The scathing report by Ontario’s auditor general that the province’s program to install hydro smart meters in some 4.8 million homes cost ratepayers almost double of what the government originally expected and had failed to reduce energy consumption as it was intended to, reveals flaws in planning in implementation rather that defects on the meters themselves.
In her annual report tabled in the legislature this week, auditor general Bonnie Lysyk revealed that the installation of smart meters across the province cost the government $1.9 billion instead even when the government originally told the public the project will cost only $1 billion.
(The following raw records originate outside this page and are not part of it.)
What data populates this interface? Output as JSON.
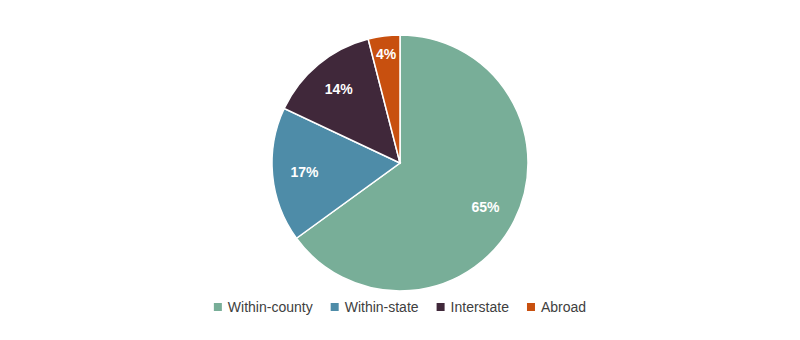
{
  "chart_data": {
    "type": "pie",
    "categories": [
      "Within-county",
      "Within-state",
      "Interstate",
      "Abroad"
    ],
    "values": [
      65,
      17,
      14,
      4
    ],
    "value_labels": [
      "65%",
      "17%",
      "14%",
      "4%"
    ],
    "colors": [
      "#78ae98",
      "#4e8ca8",
      "#40283a",
      "#c8500f"
    ],
    "data_labels": true,
    "legend": "bottom"
  }
}
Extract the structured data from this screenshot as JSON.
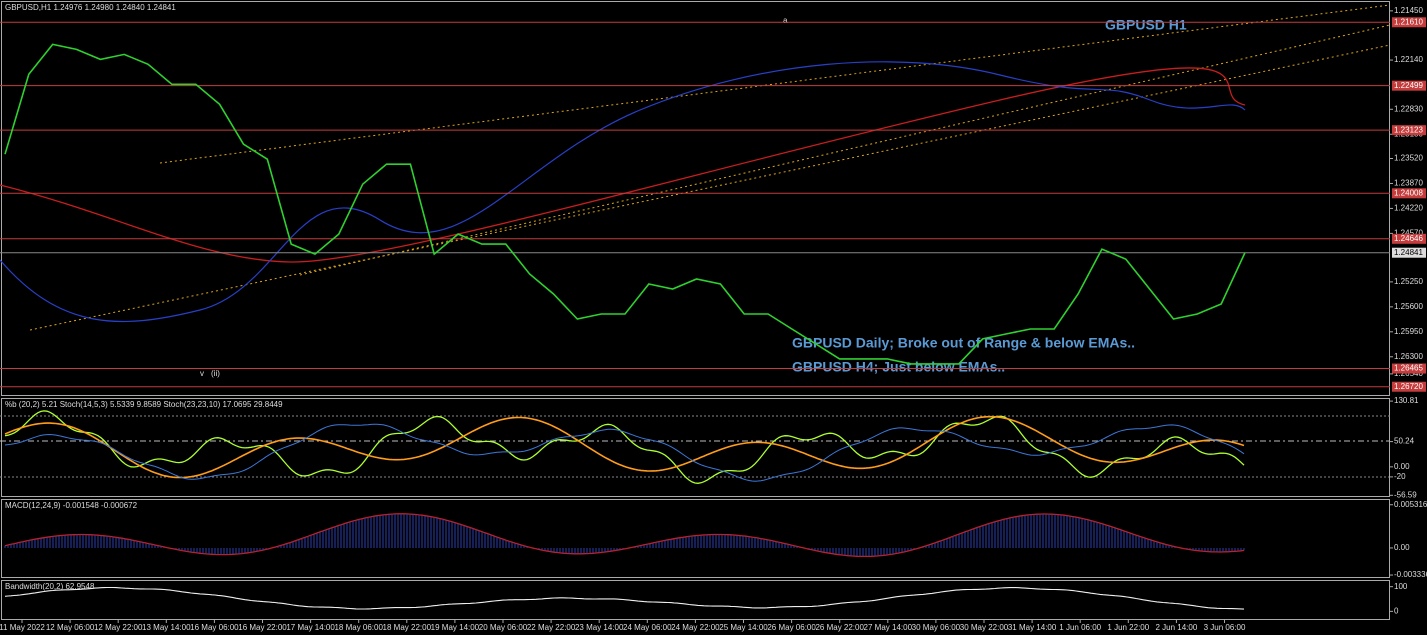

The smart meters are equipped with low-powered radio transmitters that report back to central command station how much electricity a household is consuming during certain times of the day. The rationale was to charge people lower rates when they consumer energy during off-peak hours and to bill them more when they user power in day-time hours when power is more expensive.
Over time, it was assumed, people would learn to adjust their daily use of energy in order to minimize their electricity bills.
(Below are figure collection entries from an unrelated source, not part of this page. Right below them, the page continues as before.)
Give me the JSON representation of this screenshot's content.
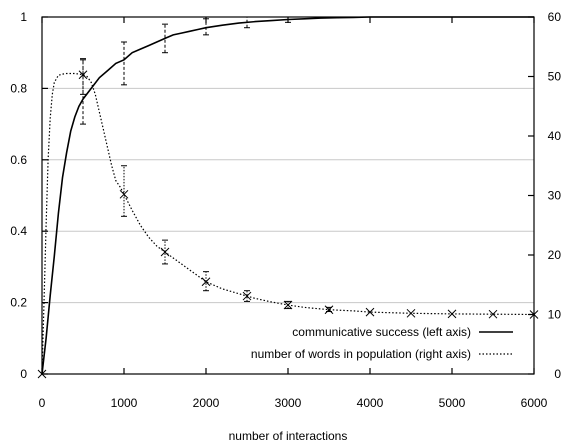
{
  "chart_data": {
    "type": "line",
    "xlabel": "number of interactions",
    "ylabel_left": "",
    "ylabel_right": "",
    "xlim": [
      0,
      6000
    ],
    "ylim_left": [
      0,
      1
    ],
    "ylim_right": [
      0,
      60
    ],
    "x_ticks": [
      0,
      1000,
      2000,
      3000,
      4000,
      5000,
      6000
    ],
    "y_left_ticks": [
      0,
      0.2,
      0.4,
      0.6,
      0.8,
      1
    ],
    "y_right_ticks": [
      0,
      10,
      20,
      30,
      40,
      50,
      60
    ],
    "grid": "horizontal",
    "legend_position": "bottom-right",
    "series": [
      {
        "name": "communicative success (left axis)",
        "axis": "left",
        "style": "solid",
        "x": [
          0,
          50,
          100,
          150,
          200,
          250,
          300,
          350,
          400,
          450,
          500,
          600,
          700,
          800,
          900,
          1000,
          1100,
          1200,
          1300,
          1400,
          1500,
          1600,
          1700,
          1800,
          1900,
          2000,
          2200,
          2400,
          2600,
          2800,
          3000,
          3200,
          3400,
          3600,
          3800,
          4000,
          4500,
          5000,
          5500,
          6000
        ],
        "values": [
          0,
          0.1,
          0.22,
          0.33,
          0.45,
          0.55,
          0.62,
          0.68,
          0.72,
          0.75,
          0.77,
          0.8,
          0.83,
          0.85,
          0.87,
          0.88,
          0.9,
          0.91,
          0.92,
          0.93,
          0.94,
          0.95,
          0.955,
          0.96,
          0.965,
          0.97,
          0.977,
          0.983,
          0.987,
          0.99,
          0.993,
          0.995,
          0.997,
          0.998,
          0.999,
          1.0,
          1.0,
          1.0,
          1.0,
          1.0
        ],
        "error_bars": [
          {
            "x": 500,
            "low": 0.7,
            "high": 0.88
          },
          {
            "x": 1000,
            "low": 0.81,
            "high": 0.93
          },
          {
            "x": 1500,
            "low": 0.9,
            "high": 0.98
          },
          {
            "x": 2000,
            "low": 0.95,
            "high": 0.995
          },
          {
            "x": 2500,
            "low": 0.97,
            "high": 1.0
          },
          {
            "x": 3000,
            "low": 0.985,
            "high": 1.0
          }
        ]
      },
      {
        "name": "number of words in population (right axis)",
        "axis": "right",
        "style": "dotted",
        "x": [
          0,
          25,
          50,
          75,
          100,
          125,
          150,
          200,
          250,
          300,
          350,
          400,
          450,
          500,
          550,
          600,
          650,
          700,
          750,
          800,
          850,
          900,
          950,
          1000,
          1100,
          1200,
          1300,
          1400,
          1500,
          1600,
          1700,
          1800,
          1900,
          2000,
          2200,
          2400,
          2500,
          2600,
          2800,
          3000,
          3200,
          3500,
          3800,
          4000,
          4500,
          5000,
          5500,
          6000
        ],
        "values": [
          0,
          12,
          25,
          36,
          43,
          47,
          49,
          50.2,
          50.4,
          50.5,
          50.5,
          50.5,
          50.4,
          50.3,
          50,
          49,
          47,
          44,
          41,
          38,
          35,
          32.5,
          31.5,
          30.2,
          27.5,
          25,
          23,
          21.5,
          20.5,
          19.5,
          18.5,
          17.5,
          16.5,
          15.5,
          14.3,
          13.5,
          13.1,
          12.7,
          12.1,
          11.6,
          11.2,
          10.8,
          10.6,
          10.4,
          10.2,
          10.1,
          10.05,
          10
        ],
        "markers": [
          {
            "x": 0,
            "y": 0
          },
          {
            "x": 500,
            "y": 50.3
          },
          {
            "x": 1000,
            "y": 30.2
          },
          {
            "x": 1500,
            "y": 20.5
          },
          {
            "x": 2000,
            "y": 15.5
          },
          {
            "x": 2500,
            "y": 13.1
          },
          {
            "x": 3000,
            "y": 11.6
          },
          {
            "x": 3500,
            "y": 10.8
          },
          {
            "x": 4000,
            "y": 10.4
          },
          {
            "x": 4500,
            "y": 10.2
          },
          {
            "x": 5000,
            "y": 10.1
          },
          {
            "x": 5500,
            "y": 10.05
          },
          {
            "x": 6000,
            "y": 10
          }
        ],
        "error_bars": [
          {
            "x": 500,
            "low": 47,
            "high": 53
          },
          {
            "x": 1000,
            "low": 26.5,
            "high": 35
          },
          {
            "x": 1500,
            "low": 18.5,
            "high": 22.5
          },
          {
            "x": 2000,
            "low": 14,
            "high": 17.2
          },
          {
            "x": 2500,
            "low": 12.2,
            "high": 14
          },
          {
            "x": 3000,
            "low": 11,
            "high": 12.2
          },
          {
            "x": 3500,
            "low": 10.5,
            "high": 11.2
          }
        ]
      }
    ]
  }
}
One of the first things that went wrong was the lack of planning, according to the auditor general.
She said the meters were “rolled out with aggressive targets and tight timelines, without sufficient planning and monitoring by the Ministry (of Energy).”
Lysyk said the ministry failed to conduct a cost-benefit analysis and underestimated the cost in deploying the meters before it went ahead with the program.
Ontario Hydro installed 1.2 million smart meters, the rest of the 4.8 million smart meters were installed by 73 independent distribution companies. Yet, Lysyk said, Ontario Hydro accounted for 50 per cent of the program’s $1.4 billion initial cost even if it only deployed 25 per cent of the meters.
The report also revealed that the infrastructure needed to collect the data from smart meters cost a lot more than the government initially calculated.
A lack of market assessment was another flaw that was cited. When the meters were switched on in 2006, the cost three times more to use electricity at peak hours compared to off peak hours such as in the evening. But since then, the cost of power has slowly declined.
Government policy also played a part by failing to charge bigger premiums for power use during peak hours.
In 2010, the provincial government began charging lower power rates at 7 p.m. instead of 9 p.m. on weeknights, even when it was known that demand for power was high and many businesses still used electricity during the earlier hour.
The result, Lysyk said, was that instead of cutting the province’s peak power consumption by 2,700 megawatts by 2010, electricity use jumped by 100 megawatts.